Łączna liczba wyświetleń

niedziela, 14 października 2012

Brak weny

Totalnie nie mam weny do słowa pisanego. I szczerze mówiąc nawet nie chce mi się zabrać za czytanie. Leży na półce trzecia część opowieści o Baśnioborze, na stoliku wala się Terzani „Nic nie zdarza się przypadkiem”, pod stolikiem czeka „Ginefobia w kulturze hinduskiej”, pokryła się kurzem.
Przeglądam net, wściekając się na notorycznie zawieszającego się explorera. I jedynie z dużą przyjemnością czytuję Lucjanowi każdego wieczoru Grzegorza Kasdepke.

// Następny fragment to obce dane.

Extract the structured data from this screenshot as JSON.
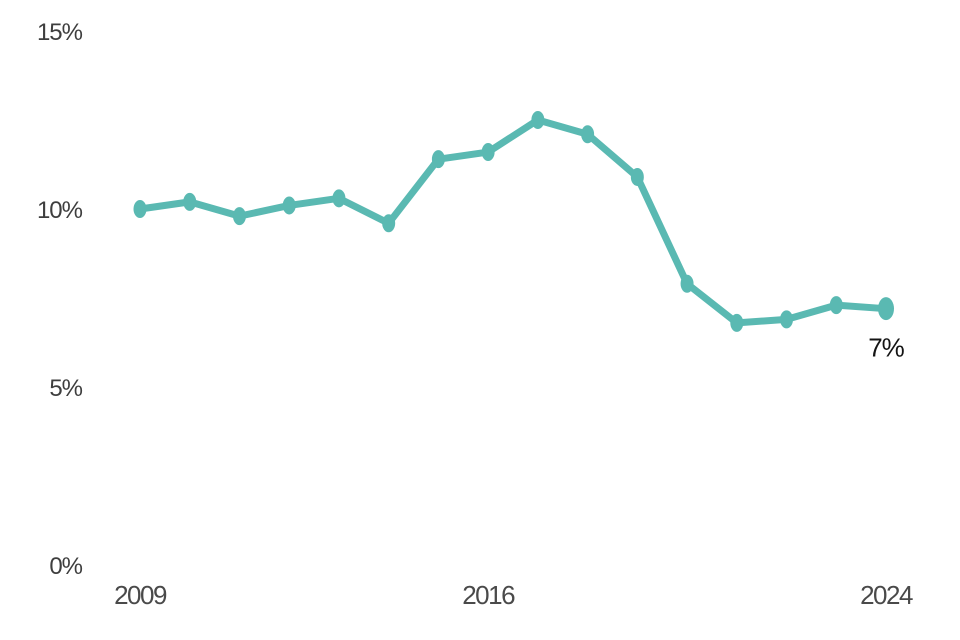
{
  "chart_data": {
    "type": "line",
    "x": [
      2009,
      2010,
      2011,
      2012,
      2013,
      2014,
      2015,
      2016,
      2017,
      2018,
      2019,
      2020,
      2021,
      2022,
      2023,
      2024
    ],
    "values": [
      10.0,
      10.2,
      9.8,
      10.1,
      10.3,
      9.6,
      11.4,
      11.6,
      12.5,
      12.1,
      10.9,
      7.9,
      6.8,
      6.9,
      7.3,
      7.2
    ],
    "title": "",
    "xlabel": "",
    "ylabel": "",
    "ylim": [
      0,
      15
    ],
    "yticks": [
      0,
      5,
      10,
      15
    ],
    "ytick_labels": [
      "0%",
      "5%",
      "10%",
      "15%"
    ],
    "xticks": [
      2009,
      2016,
      2024
    ],
    "xtick_labels": [
      "2009",
      "2016",
      "2024"
    ],
    "grid": false,
    "axis_lines": false,
    "legend": "none",
    "line_color": "#5ab9b2",
    "marker_color": "#5ab9b2",
    "text_color": "#3e3e3e",
    "end_label": "7%",
    "end_label_color": "#141414",
    "background_color": "#ffffff"
  }
}
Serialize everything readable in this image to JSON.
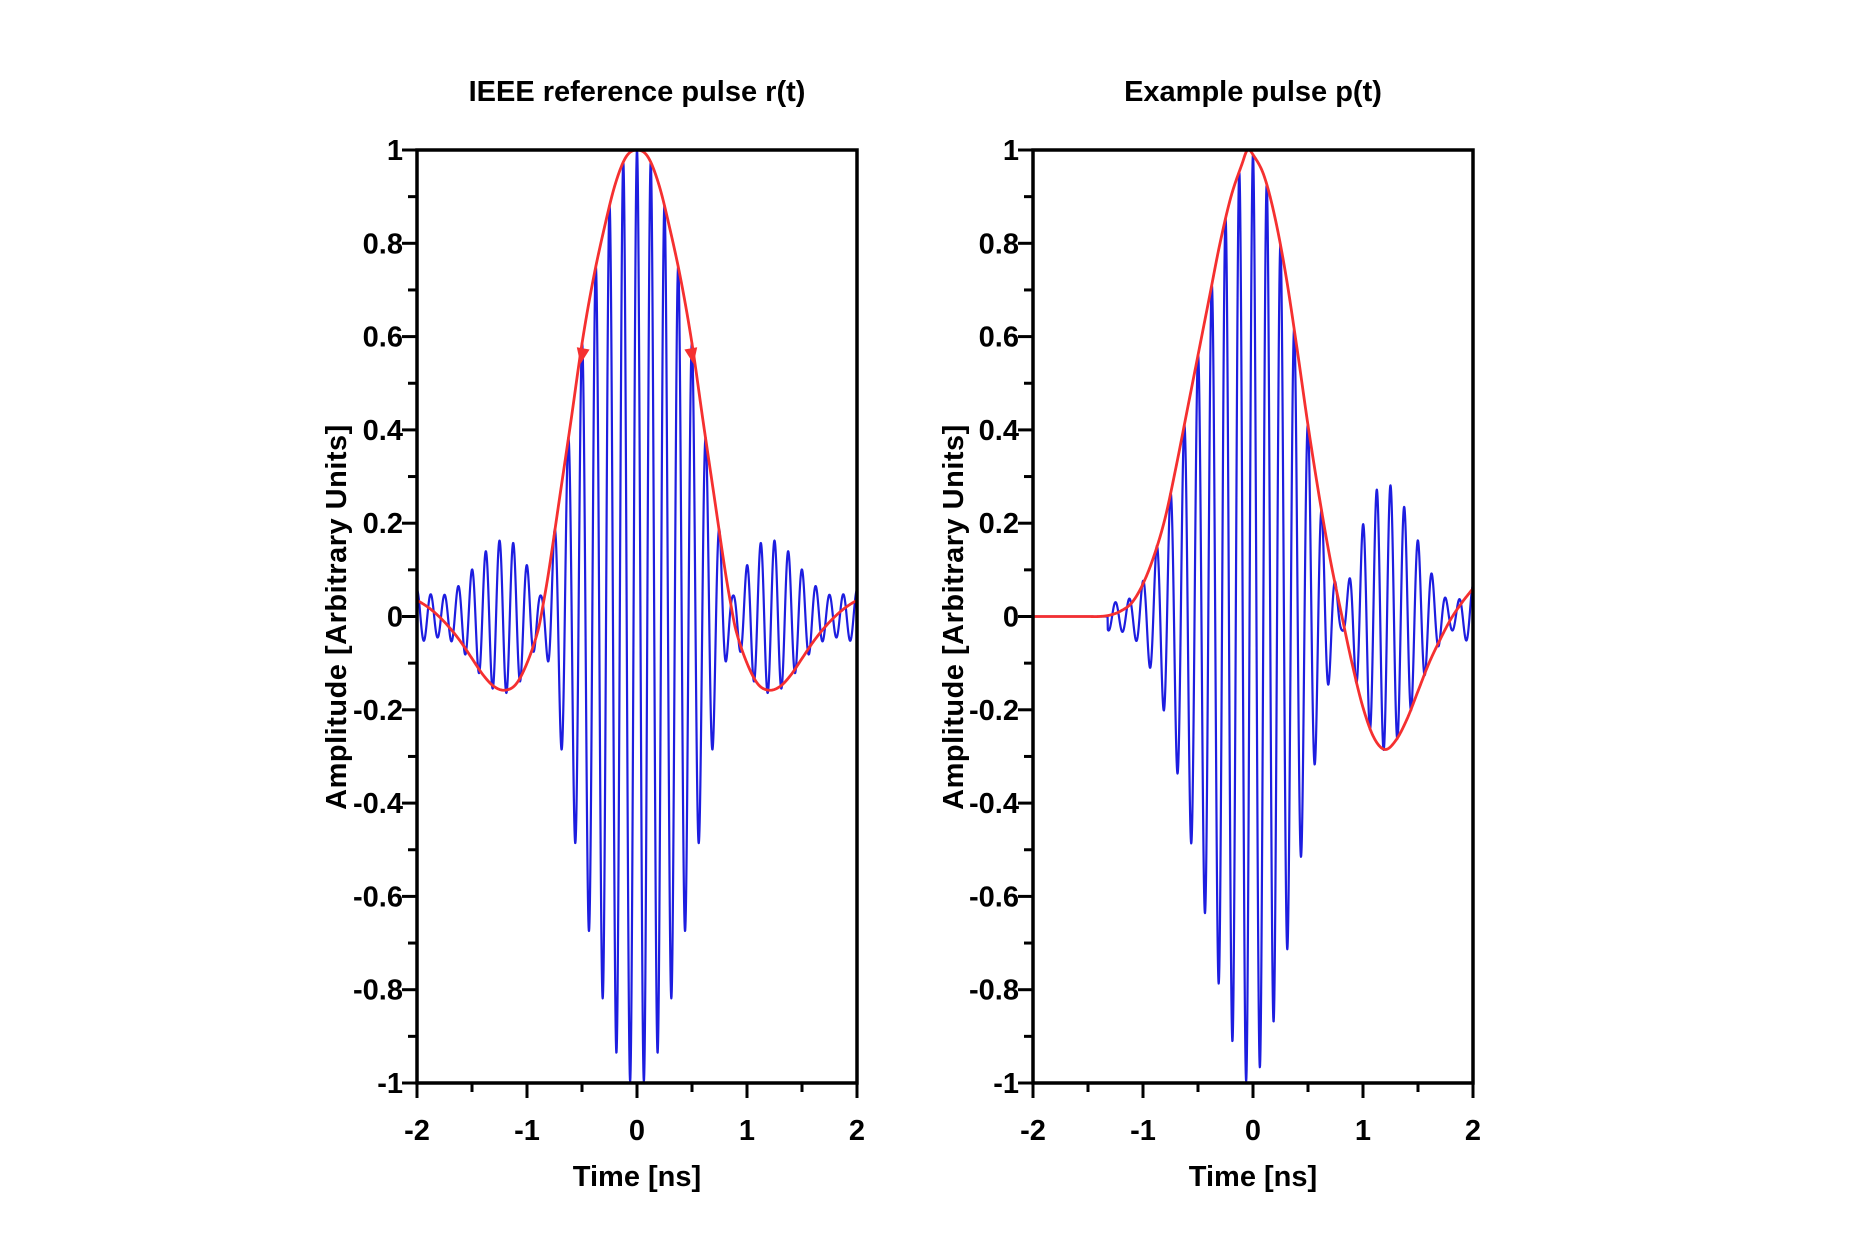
{
  "figure": {
    "background_color": "#ffffff",
    "frame_color": "#000000",
    "text_color": "#000000"
  },
  "chart_data": [
    {
      "type": "line",
      "title": "IEEE reference pulse r(t)",
      "xlabel": "Time [ns]",
      "ylabel": "Amplitude [Arbitrary Units]",
      "xlim": [
        -2,
        2
      ],
      "ylim": [
        -1,
        1
      ],
      "grid": false,
      "legend": "none",
      "x_ticks": {
        "major": [
          {
            "v": -2,
            "label": "-2"
          },
          {
            "v": -1,
            "label": "-1"
          },
          {
            "v": 0,
            "label": "0"
          },
          {
            "v": 1,
            "label": "1"
          },
          {
            "v": 2,
            "label": "2"
          }
        ],
        "minor_step": 0.5
      },
      "y_ticks": {
        "major": [
          {
            "v": 1,
            "label": "1"
          },
          {
            "v": 0.8,
            "label": "0.8"
          },
          {
            "v": 0.6,
            "label": "0.6"
          },
          {
            "v": 0.4,
            "label": "0.4"
          },
          {
            "v": 0.2,
            "label": "0.2"
          },
          {
            "v": 0,
            "label": "0"
          },
          {
            "v": -0.2,
            "label": "-0.2"
          },
          {
            "v": -0.4,
            "label": "-0.4"
          },
          {
            "v": -0.6,
            "label": "-0.6"
          },
          {
            "v": -0.8,
            "label": "-0.8"
          },
          {
            "v": -1,
            "label": "-1"
          }
        ],
        "minor_step": 0.1
      },
      "series": [
        {
          "name": "baseband-envelope-r(t)",
          "role": "envelope",
          "color": "#f53030",
          "stroke_width": 2.8,
          "points": [
            [
              -2,
              0.035
            ],
            [
              -1.9,
              0.02
            ],
            [
              -1.8,
              0.0
            ],
            [
              -1.7,
              -0.025
            ],
            [
              -1.6,
              -0.055
            ],
            [
              -1.5,
              -0.09
            ],
            [
              -1.4,
              -0.125
            ],
            [
              -1.3,
              -0.15
            ],
            [
              -1.2,
              -0.158
            ],
            [
              -1.1,
              -0.145
            ],
            [
              -1.0,
              -0.1
            ],
            [
              -0.9,
              -0.03
            ],
            [
              -0.85,
              0.03
            ],
            [
              -0.8,
              0.1
            ],
            [
              -0.7,
              0.26
            ],
            [
              -0.6,
              0.42
            ],
            [
              -0.5,
              0.585
            ],
            [
              -0.4,
              0.72
            ],
            [
              -0.3,
              0.83
            ],
            [
              -0.2,
              0.925
            ],
            [
              -0.1,
              0.985
            ],
            [
              0,
              1.0
            ],
            [
              0.1,
              0.985
            ],
            [
              0.2,
              0.925
            ],
            [
              0.3,
              0.83
            ],
            [
              0.4,
              0.72
            ],
            [
              0.5,
              0.585
            ],
            [
              0.6,
              0.42
            ],
            [
              0.7,
              0.26
            ],
            [
              0.8,
              0.1
            ],
            [
              0.85,
              0.03
            ],
            [
              0.9,
              -0.03
            ],
            [
              1.0,
              -0.1
            ],
            [
              1.1,
              -0.145
            ],
            [
              1.2,
              -0.158
            ],
            [
              1.3,
              -0.15
            ],
            [
              1.4,
              -0.125
            ],
            [
              1.5,
              -0.09
            ],
            [
              1.6,
              -0.055
            ],
            [
              1.7,
              -0.025
            ],
            [
              1.8,
              0.0
            ],
            [
              1.9,
              0.02
            ],
            [
              2,
              0.035
            ]
          ]
        },
        {
          "name": "modulated-pulse",
          "role": "carrier",
          "color": "#1d1de0",
          "stroke_width": 2.2,
          "carrier_ghz": 8,
          "phase_t0": 0,
          "residual_ripple": 0.045,
          "flat_until": null
        }
      ],
      "annotations": {
        "arrows": [
          {
            "t": -0.5,
            "a": 0.56,
            "angle_deg": 100
          },
          {
            "t": 0.5,
            "a": 0.56,
            "angle_deg": 80
          }
        ]
      }
    },
    {
      "type": "line",
      "title": "Example pulse p(t)",
      "xlabel": "Time [ns]",
      "ylabel": "Amplitude [Arbitrary Units]",
      "xlim": [
        -2,
        2
      ],
      "ylim": [
        -1,
        1
      ],
      "grid": false,
      "legend": "none",
      "x_ticks": {
        "major": [
          {
            "v": -2,
            "label": "-2"
          },
          {
            "v": -1,
            "label": "-1"
          },
          {
            "v": 0,
            "label": "0"
          },
          {
            "v": 1,
            "label": "1"
          },
          {
            "v": 2,
            "label": "2"
          }
        ],
        "minor_step": 0.5
      },
      "y_ticks": {
        "major": [
          {
            "v": 1,
            "label": "1"
          },
          {
            "v": 0.8,
            "label": "0.8"
          },
          {
            "v": 0.6,
            "label": "0.6"
          },
          {
            "v": 0.4,
            "label": "0.4"
          },
          {
            "v": 0.2,
            "label": "0.2"
          },
          {
            "v": 0,
            "label": "0"
          },
          {
            "v": -0.2,
            "label": "-0.2"
          },
          {
            "v": -0.4,
            "label": "-0.4"
          },
          {
            "v": -0.6,
            "label": "-0.6"
          },
          {
            "v": -0.8,
            "label": "-0.8"
          },
          {
            "v": -1,
            "label": "-1"
          }
        ],
        "minor_step": 0.1
      },
      "series": [
        {
          "name": "baseband-envelope-p(t)",
          "role": "envelope",
          "color": "#f53030",
          "stroke_width": 2.8,
          "points": [
            [
              -2,
              0
            ],
            [
              -1.8,
              0
            ],
            [
              -1.6,
              0
            ],
            [
              -1.5,
              0
            ],
            [
              -1.4,
              0
            ],
            [
              -1.3,
              0.003
            ],
            [
              -1.2,
              0.012
            ],
            [
              -1.1,
              0.03
            ],
            [
              -1.0,
              0.07
            ],
            [
              -0.9,
              0.13
            ],
            [
              -0.8,
              0.21
            ],
            [
              -0.7,
              0.32
            ],
            [
              -0.6,
              0.44
            ],
            [
              -0.5,
              0.56
            ],
            [
              -0.4,
              0.68
            ],
            [
              -0.3,
              0.8
            ],
            [
              -0.2,
              0.9
            ],
            [
              -0.1,
              0.97
            ],
            [
              -0.05,
              1.0
            ],
            [
              0,
              0.99
            ],
            [
              0.1,
              0.945
            ],
            [
              0.2,
              0.855
            ],
            [
              0.3,
              0.73
            ],
            [
              0.4,
              0.575
            ],
            [
              0.5,
              0.41
            ],
            [
              0.6,
              0.26
            ],
            [
              0.7,
              0.125
            ],
            [
              0.8,
              0.01
            ],
            [
              0.9,
              -0.1
            ],
            [
              1.0,
              -0.195
            ],
            [
              1.1,
              -0.26
            ],
            [
              1.2,
              -0.285
            ],
            [
              1.3,
              -0.265
            ],
            [
              1.4,
              -0.22
            ],
            [
              1.5,
              -0.16
            ],
            [
              1.6,
              -0.1
            ],
            [
              1.7,
              -0.05
            ],
            [
              1.8,
              -0.005
            ],
            [
              1.9,
              0.03
            ],
            [
              2,
              0.06
            ]
          ]
        },
        {
          "name": "modulated-pulse",
          "role": "carrier",
          "color": "#1d1de0",
          "stroke_width": 2.2,
          "carrier_ghz": 8,
          "phase_t0": 0,
          "residual_ripple": 0.03,
          "flat_until": -1.32
        }
      ],
      "annotations": {
        "arrows": []
      }
    }
  ]
}
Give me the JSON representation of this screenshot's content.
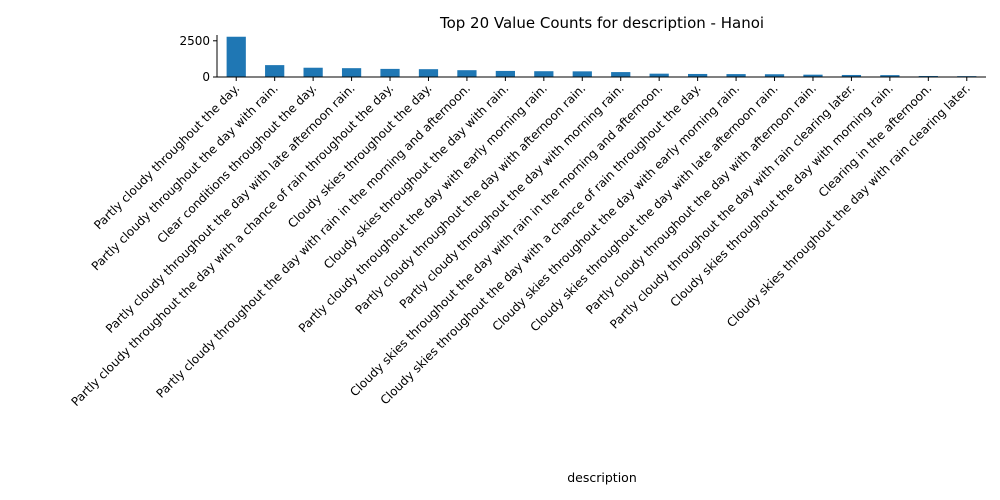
{
  "chart_data": {
    "type": "bar",
    "title": "Top 20 Value Counts for description - Hanoi",
    "xlabel": "description",
    "ylabel": "",
    "ylim": [
      0,
      2900
    ],
    "yticks": [
      0,
      2500
    ],
    "grid": false,
    "legend": "none",
    "bar_color": "#1f77b4",
    "categories": [
      "Partly cloudy throughout the day.",
      "Partly cloudy throughout the day with rain.",
      "Clear conditions throughout the day.",
      "Partly cloudy throughout the day with late afternoon rain.",
      "Partly cloudy throughout the day with a chance of rain throughout the day.",
      "Cloudy skies throughout the day.",
      "Partly cloudy throughout the day with rain in the morning and afternoon.",
      "Cloudy skies throughout the day with rain.",
      "Partly cloudy throughout the day with early morning rain.",
      "Partly cloudy throughout the day with afternoon rain.",
      "Partly cloudy throughout the day with morning rain.",
      "Cloudy skies throughout the day with rain in the morning and afternoon.",
      "Cloudy skies throughout the day with a chance of rain throughout the day.",
      "Cloudy skies throughout the day with early morning rain.",
      "Cloudy skies throughout the day with late afternoon rain.",
      "Partly cloudy throughout the day with afternoon rain.",
      "Partly cloudy throughout the day with rain clearing later.",
      "Cloudy skies throughout the day with morning rain.",
      "Clearing in the afternoon.",
      "Cloudy skies throughout the day with rain clearing later."
    ],
    "values": [
      2780,
      820,
      640,
      610,
      560,
      540,
      470,
      420,
      400,
      390,
      340,
      230,
      210,
      200,
      190,
      160,
      140,
      130,
      70,
      60
    ]
  }
}
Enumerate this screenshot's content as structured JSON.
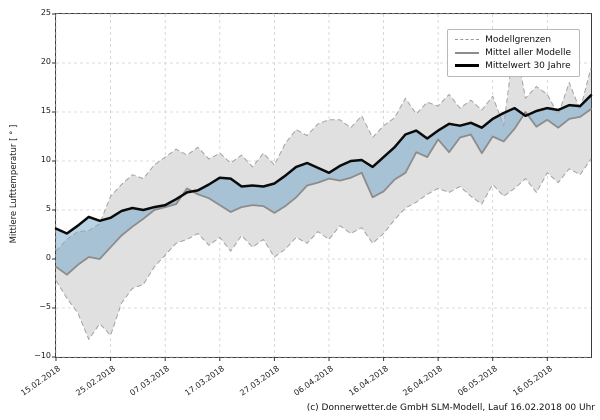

Stał się naszym domowym autorem, uwielbiamy jego książki i podejrzewam, że na targach zaopatrzymy się głównie w literaturę dla Lu.
Próbuję poznać mój własny ogród, chociaż żyje on głównie własnym życiem. Poznaję też dom w zmieniających się temperaturach. Jeszcze nie włączyłam kaloryferów dzielnie oszczędzając, od czasu do czasu palę w kominku. Przyszedł rachunek za prąd i jeszcze dychamy, nie jest źle. Mimo, że któregoś upalnego dnia byłam przekonana, że nadeszło klimakterium. Każda wizyta w toalecie na dole kończyła się zlewnymi potami. Było gorąco, na zewnątrz w słońcu ponad 40 stopni, zachodziło słońce a my od zachodu mamy okna wystawowe, więc siedząc w jadalni można się opalić na brązowo, ale co z tym kiblem? Znów poszłam umyć ręce, wracam mokra. Nic tylko klimakterium. I wtedy wrócił mój mąż i zdziwiony zapytał mnie, w jakim celu włączyłam grzejniki w ubikacji? Ja? Oczywiście sprawca zamieszania spokojnie bawił u sąsiadów, gdzie ma zaprzyjaźnioną rówieśniczkę. Teraz już pilnuję wszelakich kontaktów. Ostatnio przy wieczornym obchodzie stwierdziłam, że ktoś nam podłożył tykająca bombę w kuchni. To zegar w piekarniku, tylko czy przyjmą to w ramach gwarancji?
Nadal szukam pomysłu na własną działalność, bo na etat chyba szans nie mam. Dowiedziałam się, że do biblioteki publicznej to może ktoś mnie przyjmie, ale nie po moich studiach, bo skończyłam podobno bibliotekarstwo szkolne (na UP), bibliotekarstwo ogólne w modzie jest tylko to na UJ. No cóż, z modą zawsze było u mnie na bakier.
Zaczęliśmy już sezon chorobowy. Dziadek z grubej rury- usunęli mu woreczek żółciowy, Lucjan też poszedł na ostro, kończy drugi antybiotyk, pierwszy miał we wrześniu. Tym razem pokotem położył siebie i całą rodzinę. W domu brakuje nam jeszcze tylko mojej babci, ale ta chwilowo woli podziwiać Giewont ze swojego okna, chociaż odgraża się, że jak przyjdzie rachunek za prąd zgłosi chęć przeprowadzki do nas. A my planujemy też jeszcze jednego domownika, kota syberyjskiego. Musimy się tylko przekonać czy nasza astma i kot będą wzajemnie żyć.